Most of the analysis results generated by DRAKVUF Sandbox are available as plain NDJSON files, which can be significant in size. The goal of this project is to implement an interactive log browser that would allow analysts to easily browse and search the results, including filtering (by process, DRAKVUF plugin, text pattern, etc.). The log browser should also automatically collapse sequences of similar log lines to reduce excessive output that is generated when certain APIs are called in a loop for example.

The project includes creating a design of the search user interface for individual analyses, proposal of heuristics for collapsing similar log lines and implementing the feature in DRAKVUF Sandbox.
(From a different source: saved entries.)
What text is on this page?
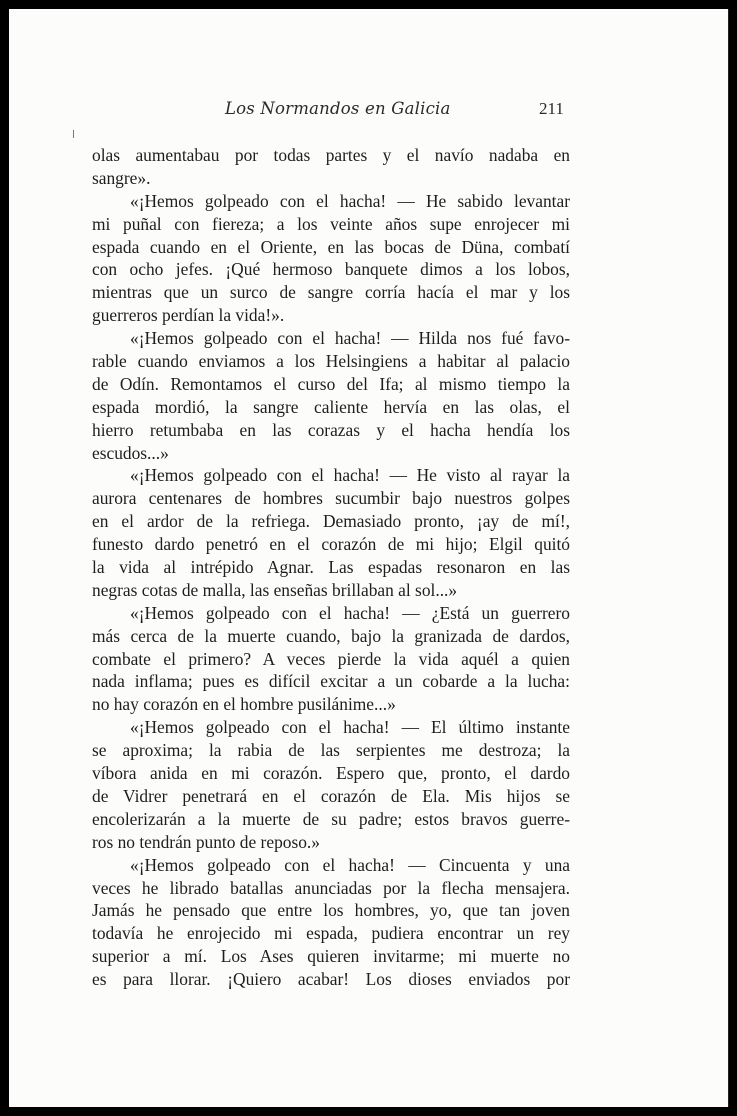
Los Normandos en Galicia	211
olas aumentabau por todas partes y el navío nadaba en
sangre».
«¡Hemos golpeado con el hacha! — He sabido levantar
mi puñal con fiereza; a los veinte años supe enrojecer mi
espada cuando en el Oriente, en las bocas de Düna, combatí
con ocho jefes. ¡Qué hermoso banquete dimos a los lobos,
mientras que un surco de sangre corría hacía el mar y los
guerreros perdían la vida!».
«¡Hemos golpeado con el hacha! — Hilda nos fué favo-
rable cuando enviamos a los Helsingiens a habitar al palacio
de Odín. Remontamos el curso del Ifa; al mismo tiempo la
espada mordió, la sangre caliente hervía en las olas, el
hierro retumbaba en las corazas y el hacha hendía los
escudos...»
«¡Hemos golpeado con el hacha! — He visto al rayar la
aurora centenares de hombres sucumbir bajo nuestros golpes
en el ardor de la refriega. Demasiado pronto, ¡ay de mí!,
funesto dardo penetró en el corazón de mi hijo; Elgil quitó
la vida al intrépido Agnar. Las espadas resonaron en las
negras cotas de malla, las enseñas brillaban al sol...»
«¡Hemos golpeado con el hacha! — ¿Está un guerrero
más cerca de la muerte cuando, bajo la granizada de dardos,
combate el primero? A veces pierde la vida aquél a quien
nada inflama; pues es difícil excitar a un cobarde a la lucha:
no hay corazón en el hombre pusilánime...»
«¡Hemos golpeado con el hacha! — El último instante
se aproxima; la rabia de las serpientes me destroza; la
víbora anida en mi corazón. Espero que, pronto, el dardo
de Vidrer penetrará en el corazón de Ela. Mis hijos se
encolerizarán a la muerte de su padre; estos bravos guerre-
ros no tendrán punto de reposo.»
«¡Hemos golpeado con el hacha! — Cincuenta y una
veces he librado batallas anunciadas por la flecha mensajera.
Jamás he pensado que entre los hombres, yo, que tan joven
todavía he enrojecido mi espada, pudiera encontrar un rey
superior a mí. Los Ases quieren invitarme; mi muerte no
es para llorar. ¡Quiero acabar! Los dioses enviados por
#17 - Add graph representing malware execution to DRAKVUF Sandbox

Mentor: CERT.pl team

Project type: Improving existing tool

Project URL: https://github.com/CERT-Polska/drakvuf-sandbox

Project hours: 175

DRAKVUF Sandbox is an open source automated black-box malware analysis system using virtual machine introspection (VMI) with DRAKVUF (https://drakvuf.com) engine under the hood.

As DRAKVUF Sandbox monitors behavior of malware samples it collects a lot of detailed data, like API calls and syscalls that were used. Currently the data is available as a big log file, which makes it difficult to get a high-level understanding of the malware activities.
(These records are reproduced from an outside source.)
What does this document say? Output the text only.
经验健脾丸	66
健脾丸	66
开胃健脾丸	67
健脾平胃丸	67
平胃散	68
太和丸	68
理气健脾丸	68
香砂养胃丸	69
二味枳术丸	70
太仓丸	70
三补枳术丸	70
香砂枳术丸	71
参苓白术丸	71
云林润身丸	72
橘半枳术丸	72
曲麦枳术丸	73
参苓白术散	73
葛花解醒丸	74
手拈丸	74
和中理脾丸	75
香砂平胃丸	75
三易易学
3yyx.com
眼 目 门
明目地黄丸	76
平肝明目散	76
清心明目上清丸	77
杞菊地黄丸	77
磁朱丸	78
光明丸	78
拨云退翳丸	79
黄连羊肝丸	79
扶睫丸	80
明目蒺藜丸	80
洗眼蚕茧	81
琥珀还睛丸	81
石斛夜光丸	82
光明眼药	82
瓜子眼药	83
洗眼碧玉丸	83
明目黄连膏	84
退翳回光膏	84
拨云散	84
The goal of this project is to provide an analyst with a graph that would illustrate all important activities of the sample, for example process creation or code injection, based on the logs available.

Graph visualisations offered by existing solutions can serve as an inspiration for designing the feature. Examples: https://www.joesandbox.com/analysis/347016/0/html#behaviorGraph https://www.vmray.com/analyses/303ad8c115d9/report/behavior_grouped.html https://procdot.com/

The scope of the project includes proposing a design of the visualization for a limited set of activities (at least process creation, termination, code injection), evaluation of open source JavaScript visualization libraries for graph layout and rendering (D3.js, Dagre, ELK, etc.) and implementing the feature in DRAKVUF Sandbox.
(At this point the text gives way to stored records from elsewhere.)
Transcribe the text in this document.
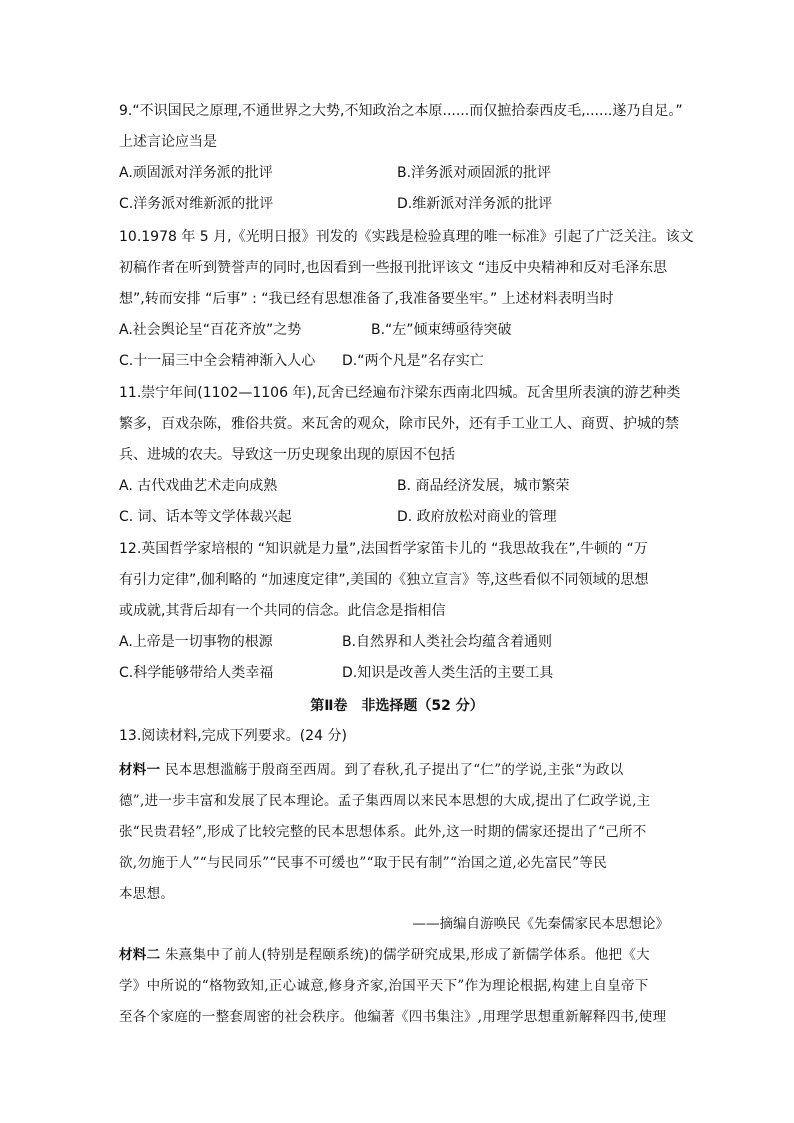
9.“不识国民之原理,不通世界之大势,不知政治之本原......而仅摭拾泰西皮毛,......遂乃自足。”
上述言论应当是
A.顽固派对洋务派的批评	B.洋务派对顽固派的批评
C.洋务派对维新派的批评	D.维新派对洋务派的批评
10.1978 年 5 月,《光明日报》刊发的《实践是检验真理的唯一标准》引起了广泛关注。该文
初稿作者在听到赞誉声的同时,也因看到一些报刊批评该文 “违反中央精神和反对毛泽东思
想”,转而安排 “后事” : “我已经有思想准备了,我准备要坐牢。” 上述材料表明当时
A.社会舆论呈“百花齐放”之势	B.“左”倾束缚亟待突破
C.十一届三中全会精神渐入人心 D.“两个凡是”名存实亡
11.崇宁年间(1102—1106 年),瓦舍已经遍布汴梁东西南北四城。瓦舍里所表演的游艺种类
繁多，百戏杂陈，雅俗共赏。来瓦舍的观众，除市民外，还有手工业工人、商贾、护城的禁
兵、进城的农夫。导致这一历史现象出现的原因不包括
A. 古代戏曲艺术走向成熟	B. 商品经济发展，城市繁荣
C. 词、话本等文学体裁兴起	D. 政府放松对商业的管理
12.英国哲学家培根的 “知识就是力量”,法国哲学家笛卡儿的 “我思故我在”,牛顿的 “万
有引力定律”,伽利略的 “加速度定律”,美国的《独立宣言》等,这些看似不同领域的思想
或成就,其背后却有一个共同的信念。此信念是指相信
A.上帝是一切事物的根源	B.自然界和人类社会均蕴含着通则
C.科学能够带给人类幸福	D.知识是改善人类生活的主要工具
第Ⅱ卷　非选择题（52 分）
13.阅读材料,完成下列要求。(24 分)
材料一 民本思想滥觞于殷商至西周。到了春秋,孔子提出了“仁”的学说,主张“为政以
德”,进一步丰富和发展了民本理论。孟子集西周以来民本思想的大成,提出了仁政学说,主
张“民贵君轻”,形成了比较完整的民本思想体系。此外,这一时期的儒家还提出了“己所不
欲,勿施于人”“与民同乐”“民事不可缓也”“取于民有制”“治国之道,必先富民”等民
本思想。
——摘编自游唤民《先秦儒家民本思想论》
材料二 朱熹集中了前人(特别是程颐系统)的儒学研究成果,形成了新儒学体系。他把《大
学》中所说的“格物致知,正心诚意,修身齐家,治国平天下”作为理论根据,构建上自皇帝下
至各个家庭的一整套周密的社会秩序。他编著《四书集注》,用理学思想重新解释四书,使理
#18 - TANNER Web Improvement

Mentor: Mehtab Zafar

Project type: Improving existing tool

Project URL: https://github.com/mushorg/tanner

Project hours: 175

TANNER has support for both an API and a WEB application. API is responsible for performing search operations and web application shows the data inconvenient way. Even though the current system allows to search and filter based on session attributes, there is a lack of visual representation for aggregated metrics. Right now TANNER returns the session information in a table view, however, designing API requests and improving visualization might give the user a more appealing tool to work with the collected data. So it would be a great addition if we improve the frontal view of that data. Also, add support for graphical presentation such as pie/line/bar charts visualizing all the data stored in the database.